The GMB trade union yesterday condemned the use of Gate Gourmet-employed catering workers as strike breakers at Stansted Airport.
Security workers who scan luggage at Stansted began a 24-hour strike in a dispute over pay at 3am yesterday.
The 33 GMB members are seeking a pay rise of about 5%, while their employer, Airfield Services, has offered 1.5%.
GMB regional organiser Gary Pearce told News Line yesterday: ‘The company have brought in catering staff to do the work of security staff.
‘We believe they are operating outside the security guidelines set down by the Department of Transport and BAA.
‘We will be raising this matter in parliament and with the secretary of state for transport.
‘We will inquire how a company can cock a snook at security standards in pursuit of a trade dispute.’
Earlier, the GMB accused Airfield Services bosses of refusing to attend arbitration talks.
GMB general secretary Paul Kenny said it was ‘an act of gross irresponsibility’ for the company not to use the conciliation service Acas to host talks.
He added: ‘Airfield Services is part of the same group as Gate Gourmet which caused severe disruption at Heathrow Airport a few years ago with their macho industrial relations style.

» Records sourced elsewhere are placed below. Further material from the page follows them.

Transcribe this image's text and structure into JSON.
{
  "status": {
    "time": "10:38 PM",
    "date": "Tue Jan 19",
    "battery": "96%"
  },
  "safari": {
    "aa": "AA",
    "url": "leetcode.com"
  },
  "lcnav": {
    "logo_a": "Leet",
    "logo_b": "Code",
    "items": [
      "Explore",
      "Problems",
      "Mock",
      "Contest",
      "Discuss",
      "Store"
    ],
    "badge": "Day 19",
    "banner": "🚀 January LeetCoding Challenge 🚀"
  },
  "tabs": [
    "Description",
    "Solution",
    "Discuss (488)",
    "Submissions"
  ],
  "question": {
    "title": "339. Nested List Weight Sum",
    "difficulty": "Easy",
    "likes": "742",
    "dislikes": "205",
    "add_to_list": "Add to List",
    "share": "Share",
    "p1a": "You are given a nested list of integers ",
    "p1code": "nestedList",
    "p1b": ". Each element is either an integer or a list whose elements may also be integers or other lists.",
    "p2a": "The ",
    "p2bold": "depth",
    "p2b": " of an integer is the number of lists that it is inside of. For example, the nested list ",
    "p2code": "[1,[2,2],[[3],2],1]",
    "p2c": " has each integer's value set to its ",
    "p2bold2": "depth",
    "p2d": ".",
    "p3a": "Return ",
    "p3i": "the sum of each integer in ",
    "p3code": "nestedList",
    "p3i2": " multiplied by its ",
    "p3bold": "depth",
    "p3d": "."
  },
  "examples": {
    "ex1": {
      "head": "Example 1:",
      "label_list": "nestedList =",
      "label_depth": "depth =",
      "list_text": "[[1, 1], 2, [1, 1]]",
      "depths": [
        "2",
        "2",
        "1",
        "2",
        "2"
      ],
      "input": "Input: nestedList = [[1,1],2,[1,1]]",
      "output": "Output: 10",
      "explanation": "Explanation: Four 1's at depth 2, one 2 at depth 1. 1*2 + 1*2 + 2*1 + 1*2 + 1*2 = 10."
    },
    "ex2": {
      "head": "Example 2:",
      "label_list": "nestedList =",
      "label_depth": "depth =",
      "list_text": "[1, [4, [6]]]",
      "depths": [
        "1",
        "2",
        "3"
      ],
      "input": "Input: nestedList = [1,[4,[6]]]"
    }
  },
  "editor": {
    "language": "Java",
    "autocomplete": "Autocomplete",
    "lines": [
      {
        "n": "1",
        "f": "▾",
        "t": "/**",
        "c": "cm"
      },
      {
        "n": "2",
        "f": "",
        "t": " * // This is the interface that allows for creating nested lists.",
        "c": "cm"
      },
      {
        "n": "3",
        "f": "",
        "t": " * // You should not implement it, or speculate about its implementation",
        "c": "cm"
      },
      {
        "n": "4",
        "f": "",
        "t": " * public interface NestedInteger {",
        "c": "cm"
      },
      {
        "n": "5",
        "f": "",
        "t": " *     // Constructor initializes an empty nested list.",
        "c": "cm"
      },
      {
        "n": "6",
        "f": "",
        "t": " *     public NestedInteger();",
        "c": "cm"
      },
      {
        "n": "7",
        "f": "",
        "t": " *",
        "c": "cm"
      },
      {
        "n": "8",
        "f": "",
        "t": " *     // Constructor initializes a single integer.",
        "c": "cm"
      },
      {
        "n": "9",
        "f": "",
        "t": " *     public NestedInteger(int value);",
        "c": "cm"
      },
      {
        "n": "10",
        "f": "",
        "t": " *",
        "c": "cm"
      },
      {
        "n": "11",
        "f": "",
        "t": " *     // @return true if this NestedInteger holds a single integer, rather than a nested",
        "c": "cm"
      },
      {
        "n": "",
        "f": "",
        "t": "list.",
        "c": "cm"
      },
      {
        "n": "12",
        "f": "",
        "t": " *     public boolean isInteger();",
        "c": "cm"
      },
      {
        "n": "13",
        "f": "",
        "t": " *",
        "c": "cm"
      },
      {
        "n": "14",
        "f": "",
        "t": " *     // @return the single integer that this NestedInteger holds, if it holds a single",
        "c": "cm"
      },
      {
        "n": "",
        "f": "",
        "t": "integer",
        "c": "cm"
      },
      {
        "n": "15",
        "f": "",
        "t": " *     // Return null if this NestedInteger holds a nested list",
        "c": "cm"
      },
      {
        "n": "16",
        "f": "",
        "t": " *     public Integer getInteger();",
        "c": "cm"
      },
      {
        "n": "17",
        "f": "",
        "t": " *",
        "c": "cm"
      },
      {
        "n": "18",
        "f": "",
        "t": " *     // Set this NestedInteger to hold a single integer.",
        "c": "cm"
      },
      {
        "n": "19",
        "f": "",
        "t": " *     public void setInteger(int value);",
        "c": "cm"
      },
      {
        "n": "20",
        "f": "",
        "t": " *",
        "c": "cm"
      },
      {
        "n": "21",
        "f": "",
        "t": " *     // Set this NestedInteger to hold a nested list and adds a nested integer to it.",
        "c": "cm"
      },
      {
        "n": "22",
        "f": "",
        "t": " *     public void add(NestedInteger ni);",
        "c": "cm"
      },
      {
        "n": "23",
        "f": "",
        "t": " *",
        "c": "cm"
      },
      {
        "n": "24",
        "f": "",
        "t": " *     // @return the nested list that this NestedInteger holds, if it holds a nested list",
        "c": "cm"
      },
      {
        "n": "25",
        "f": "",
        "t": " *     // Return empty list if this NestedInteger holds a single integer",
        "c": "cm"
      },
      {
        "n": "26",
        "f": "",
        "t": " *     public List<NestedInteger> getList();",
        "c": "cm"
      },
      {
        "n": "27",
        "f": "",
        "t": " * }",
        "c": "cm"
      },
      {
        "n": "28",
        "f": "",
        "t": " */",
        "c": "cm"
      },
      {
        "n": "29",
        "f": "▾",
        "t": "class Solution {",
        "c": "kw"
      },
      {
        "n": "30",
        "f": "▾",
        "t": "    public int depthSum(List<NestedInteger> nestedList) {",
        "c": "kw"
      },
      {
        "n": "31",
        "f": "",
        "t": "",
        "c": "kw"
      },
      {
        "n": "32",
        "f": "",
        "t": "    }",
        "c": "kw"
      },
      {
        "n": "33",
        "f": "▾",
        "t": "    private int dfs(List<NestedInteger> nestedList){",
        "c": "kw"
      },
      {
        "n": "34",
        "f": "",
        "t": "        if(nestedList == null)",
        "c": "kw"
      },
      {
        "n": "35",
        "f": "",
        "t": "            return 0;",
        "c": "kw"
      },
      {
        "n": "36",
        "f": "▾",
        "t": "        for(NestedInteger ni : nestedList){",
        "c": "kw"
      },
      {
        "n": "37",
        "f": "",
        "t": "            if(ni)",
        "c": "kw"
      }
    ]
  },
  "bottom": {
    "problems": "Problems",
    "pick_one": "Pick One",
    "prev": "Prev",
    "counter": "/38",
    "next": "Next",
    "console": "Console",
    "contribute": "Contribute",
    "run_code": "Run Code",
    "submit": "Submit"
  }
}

‘We are seeing the same posturing in this dispute, which could be resolved by an inflation level award that would add a mere £300 per week to the company wage bill.
‘The company claim that they cannot afford this amount is not credible since they are owned by 40 major financial institutions worth billions.
‘Total responsibility for disruption and the additional risk to the travelling public and those on planes leaving the airport due to the lack of qualified and trained luggage scanners, lies at the door of Airfield Services.
‘GMB will insist that the company and BAA adhere to the law against strike breaking by using agency staff.’
Meanwhile, bar staff working at the Leeds and Reading music festivals have said they will donate money to the strikers.
A spokesperson for Gate Aviation Services, which owns Airfield, said yesterday there were ‘full contingency arrangements in place to ensure that the usual high standard of security is maintained with minimal disruption for passengers’.